From: Linus Torvalds
Date: Fri Nov 17 2023 - 08:36:31 EST


On Fri, 17 Nov 2023 at 08:09, David Laight <David.Laight@xxxxxxxxxx> wrote:
>
> Zero length copies are different, they always take ~60 clocks.

That zero-length thing is some odd microcode implementation issue, and
I think intel actually made a FZRM cpuid bit available for it ("Fast
Zero-size Rep Movs").

I don't think we care in the kernel, but somebody else did (or maybe
Intel added a flag for "we fixed it" just because they noticed)

I at some point did some profiling, and we do have zero-length memcpy
cases occasionally (at least for user copies, which was what I was
looking at), but they aren't common enough to worry about some small
extra strange overhead.

(In case you care, it was for things like an ioctl doing "copy the
base part of the ioctl data, then copy the rest separately". Where
"the rest" was then often nothing at all).

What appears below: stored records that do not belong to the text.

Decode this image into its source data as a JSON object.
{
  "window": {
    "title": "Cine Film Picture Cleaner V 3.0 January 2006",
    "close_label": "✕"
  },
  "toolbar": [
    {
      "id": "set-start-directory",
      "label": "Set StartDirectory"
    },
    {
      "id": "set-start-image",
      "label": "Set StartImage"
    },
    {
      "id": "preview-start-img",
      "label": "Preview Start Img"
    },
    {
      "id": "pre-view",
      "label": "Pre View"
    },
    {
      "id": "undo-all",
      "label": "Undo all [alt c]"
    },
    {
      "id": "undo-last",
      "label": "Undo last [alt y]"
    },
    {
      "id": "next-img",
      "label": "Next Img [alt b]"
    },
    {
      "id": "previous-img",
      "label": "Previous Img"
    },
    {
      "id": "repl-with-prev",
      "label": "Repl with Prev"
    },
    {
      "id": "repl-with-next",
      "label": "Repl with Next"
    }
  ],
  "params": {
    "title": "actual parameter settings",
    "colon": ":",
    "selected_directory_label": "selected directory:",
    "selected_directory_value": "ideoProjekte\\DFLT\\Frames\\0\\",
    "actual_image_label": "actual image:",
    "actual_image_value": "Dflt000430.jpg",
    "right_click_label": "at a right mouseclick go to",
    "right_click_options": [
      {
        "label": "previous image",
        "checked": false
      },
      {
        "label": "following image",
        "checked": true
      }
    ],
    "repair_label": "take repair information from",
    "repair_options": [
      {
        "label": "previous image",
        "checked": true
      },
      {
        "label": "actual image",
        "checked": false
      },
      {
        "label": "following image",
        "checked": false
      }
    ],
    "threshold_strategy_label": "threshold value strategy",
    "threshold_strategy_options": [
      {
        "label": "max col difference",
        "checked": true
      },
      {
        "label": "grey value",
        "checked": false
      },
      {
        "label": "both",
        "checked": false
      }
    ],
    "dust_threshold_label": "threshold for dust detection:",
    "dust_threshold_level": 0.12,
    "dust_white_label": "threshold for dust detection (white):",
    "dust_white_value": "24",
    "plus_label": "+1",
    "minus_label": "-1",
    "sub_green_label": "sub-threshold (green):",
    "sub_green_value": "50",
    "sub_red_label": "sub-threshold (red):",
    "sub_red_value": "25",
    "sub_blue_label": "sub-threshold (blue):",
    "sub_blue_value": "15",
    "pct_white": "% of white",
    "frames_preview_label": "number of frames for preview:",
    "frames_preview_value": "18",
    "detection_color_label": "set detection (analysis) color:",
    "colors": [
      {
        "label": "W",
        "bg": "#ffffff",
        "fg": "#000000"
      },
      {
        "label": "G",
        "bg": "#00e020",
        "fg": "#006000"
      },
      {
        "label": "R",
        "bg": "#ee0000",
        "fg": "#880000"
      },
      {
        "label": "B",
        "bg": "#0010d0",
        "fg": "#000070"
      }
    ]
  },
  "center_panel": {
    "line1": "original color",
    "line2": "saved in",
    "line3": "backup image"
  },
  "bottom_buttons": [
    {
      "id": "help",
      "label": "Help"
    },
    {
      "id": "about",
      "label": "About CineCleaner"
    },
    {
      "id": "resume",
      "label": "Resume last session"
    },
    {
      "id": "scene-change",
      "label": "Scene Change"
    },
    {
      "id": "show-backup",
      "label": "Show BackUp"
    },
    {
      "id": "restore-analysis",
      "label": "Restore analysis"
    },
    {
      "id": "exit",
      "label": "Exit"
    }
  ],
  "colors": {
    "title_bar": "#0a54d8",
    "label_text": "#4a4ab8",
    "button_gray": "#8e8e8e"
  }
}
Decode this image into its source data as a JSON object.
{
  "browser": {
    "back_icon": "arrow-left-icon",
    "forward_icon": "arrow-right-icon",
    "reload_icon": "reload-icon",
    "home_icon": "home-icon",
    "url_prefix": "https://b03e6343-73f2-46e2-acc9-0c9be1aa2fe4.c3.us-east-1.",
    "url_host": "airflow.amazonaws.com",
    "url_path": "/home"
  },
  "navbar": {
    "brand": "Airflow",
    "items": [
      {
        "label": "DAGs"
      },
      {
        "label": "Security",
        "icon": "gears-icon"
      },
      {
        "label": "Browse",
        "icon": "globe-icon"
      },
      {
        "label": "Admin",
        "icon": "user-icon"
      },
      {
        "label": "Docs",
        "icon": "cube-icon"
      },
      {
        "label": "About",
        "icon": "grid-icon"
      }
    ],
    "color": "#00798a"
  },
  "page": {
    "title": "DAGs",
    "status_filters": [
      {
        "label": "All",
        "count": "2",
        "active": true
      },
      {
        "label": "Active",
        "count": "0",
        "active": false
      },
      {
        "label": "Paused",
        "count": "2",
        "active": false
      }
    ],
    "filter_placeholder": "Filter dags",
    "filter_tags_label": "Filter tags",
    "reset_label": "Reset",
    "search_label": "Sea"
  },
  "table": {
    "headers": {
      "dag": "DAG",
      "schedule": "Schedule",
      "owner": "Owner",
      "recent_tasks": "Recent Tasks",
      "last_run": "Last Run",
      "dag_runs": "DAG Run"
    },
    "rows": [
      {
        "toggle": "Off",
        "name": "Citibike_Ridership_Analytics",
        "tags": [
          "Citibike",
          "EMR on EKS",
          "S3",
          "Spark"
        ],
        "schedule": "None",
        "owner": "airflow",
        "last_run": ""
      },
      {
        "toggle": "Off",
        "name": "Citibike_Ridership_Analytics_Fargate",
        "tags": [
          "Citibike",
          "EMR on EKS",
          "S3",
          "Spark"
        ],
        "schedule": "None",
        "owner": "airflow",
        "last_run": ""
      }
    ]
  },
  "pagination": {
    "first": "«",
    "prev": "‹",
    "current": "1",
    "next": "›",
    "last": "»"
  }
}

> My current guess for the 5000 clocks is that the logic to
> decode 'rep movsb' is loaded into a buffer that is also used
> to decode some other instructions.

Unlikely.

I would guess it's the "power up the AVX2 side". The memory copy uses
those same resources internally.

You could try to see if "first AVX memory access" (or similar) has the
same extra initial cpu cycle issue.

Anyway, the CPU you are testing is new enough to have ERMS - that's
the "we do pretty well on string instructions" flag. It does indeed do
pretty well on string instructions, but has a few oddities in addition
to the zero-sized thing.

The other bad cases tend to be along the line of "it falls flat on its
face when the source and destination address are not mutually aligned,
but they are the same virtual address modulo 4096".

Or something like that. I forget the exact details. The details do
exist, but I forget where (I suspect either Agner Fog or some footnote
in some Intel architecture manual).

So it's very much not as simple as "fixed initial cost and then a
fairly fixed cost per 32B", even if that is *one* pattern.

Linus